Discussion and Conclusion

The FDA has ruled on this and it has recently been approved to treat irritable bowel type diarrhea and in patients with positive methane breath test for bacterial overgrowth. The FDA suggests the use of 550mg every 8 hours for 14 days. This approval is based on the 3 largest randomized clinical trials (phase 3) of this drug TARGET 1, TARGET 2 and TARGET 3, where it was studied in more than 3000 patients and demonstrated the efficacy and safety of the drug, with improvement in symptoms such as bloating/abdominal pain and diarrhea [16]. When rifamixima has been compared against other antibiotics in reviews (neomycin, doxycycline, amoxicillin/ clavulanate, metronidazole, levofloxacin and ciprofloxacin) on average the improvement is 69 % (33 - 92 %) with rifaximin, 38 % neomycin, 44 % the rest (P<0.01). It may have a more favorable adverse event profile than systemic antibiotics, without clinically relevant antibiotic resistance [17,18]. However, despite the fact that these trials have shown improvement in patients when using rifaximin, impact percentages that exceed 90% of the total number of patients treated have not been achieved. For this reason, the literature shows different schemes for the use of rifaximin, and there is no worldwide standardization regarding the treatment of bacterial overgrowth. IBS is frequently associated with syndromes and symptoms involving other systems, among which headache (34% to 50% of patients), fibromyalgia (32.5%), low back pain (30%), chronic fatigue (51%), dyspareunia (52.3%) and changes in urinary frequency (50%) (3-5).

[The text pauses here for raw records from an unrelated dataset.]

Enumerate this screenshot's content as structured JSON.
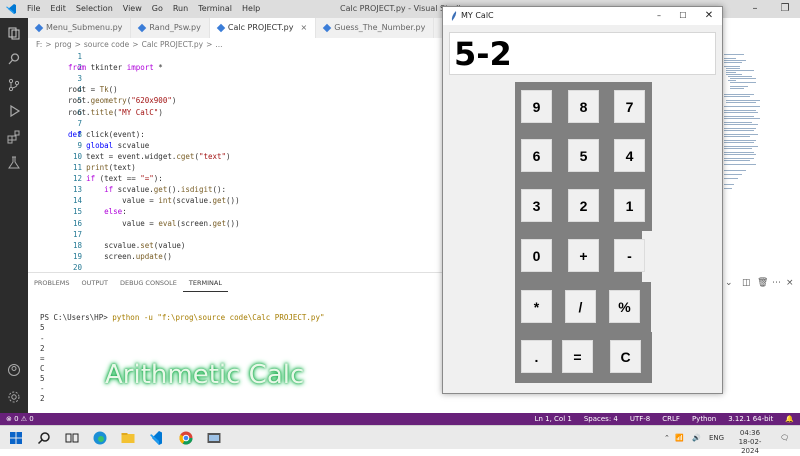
{
  "vscode": {
    "menu": [
      "File",
      "Edit",
      "Selection",
      "View",
      "Go",
      "Run",
      "Terminal",
      "Help"
    ],
    "window_title": "Calc PROJECT.py - Visual Studio",
    "tabs": [
      {
        "label": "Menu_Submenu.py",
        "active": false
      },
      {
        "label": "Rand_Psw.py",
        "active": false
      },
      {
        "label": "Calc PROJECT.py",
        "active": true,
        "close": "×"
      },
      {
        "label": "Guess_The_Number.py",
        "active": false
      }
    ],
    "breadcrumb": [
      "F:",
      ">",
      "prog",
      ">",
      "source code",
      ">",
      "Calc PROJECT.py",
      ">",
      "..."
    ],
    "editor": {
      "line_numbers": [
        "1",
        "2",
        "3",
        "4",
        "5",
        "6",
        "7",
        "8",
        "9",
        "10",
        "11",
        "12",
        "13",
        "14",
        "15",
        "16",
        "17",
        "18",
        "19",
        "20"
      ],
      "lines": [
        "",
        "from tkinter import *",
        "",
        "root = Tk()",
        "root.geometry(\"620x900\")",
        "root.title(\"MY CalC\")",
        "",
        "def click(event):",
        "    global scvalue",
        "    text = event.widget.cget(\"text\")",
        "    print(text)",
        "    if (text == \"=\"):",
        "        if scvalue.get().isdigit():",
        "            value = int(scvalue.get())",
        "        else:",
        "            value = eval(screen.get())",
        "",
        "        scvalue.set(value)",
        "        screen.update()",
        ""
      ]
    },
    "panel_tabs": [
      "PROBLEMS",
      "OUTPUT",
      "DEBUG CONSOLE",
      "TERMINAL"
    ],
    "terminal": {
      "prompt": "PS C:\\Users\\HP>",
      "command": "python -u \"f:\\prog\\source code\\Calc PROJECT.py\"",
      "output": [
        "5",
        "-",
        "2",
        "=",
        "C",
        "5",
        "-",
        "2"
      ]
    },
    "overlay_text": "Arithmetic Calc",
    "status": {
      "left": [
        "⊗ 0 ⚠ 0"
      ],
      "right": [
        "Ln 1, Col 1",
        "Spaces: 4",
        "UTF-8",
        "CRLF",
        "Python",
        "3.12.1 64-bit"
      ]
    },
    "taskbar": {
      "tray_lang": "ENG",
      "time": "04:36",
      "date": "18-02-2024"
    }
  },
  "calculator": {
    "title": "MY CalC",
    "display": "5-2",
    "rows": [
      [
        "9",
        "8",
        "7"
      ],
      [
        "6",
        "5",
        "4"
      ],
      [
        "3",
        "2",
        "1"
      ],
      [
        "0",
        "+",
        "-"
      ],
      [
        "*",
        "/",
        "%"
      ],
      [
        ".",
        "=",
        "C"
      ]
    ]
  },
  "colors": {
    "status_bar": "#68217a",
    "activity_bar": "#2c2c2c",
    "calc_frame": "#808080",
    "overlay_glow": "#1aa84a"
  }
}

It is believed that the association with these disorders has an impact on the quality of life of individuals, observing a greater limitation in the performance of their daily activities [19]. One of these extraintestinal symptoms that is being evaluated at the moment is the relationship with sleep disorders and other typical manifestations of stress and anxiety. A related study was conducted in the city of Bogotá, Colombia in patients with IBS, which showed that 47.5% of patients presented daytime hypersomnia, 81% showed some degree of alteration in the sleep quality index of which 31% with scores compatible with moderate and severe alteration, 51% presented restless legs syndrome, 75% presented alteration in the quality of life. This leads us to conclude that IBS is related to a significant decrease in quality of life (QOL) and reduces work productivity. Its impact on QOL is comparable to that of disorders such as diabetes, arterial hypertension and chronic renal disease [20,21].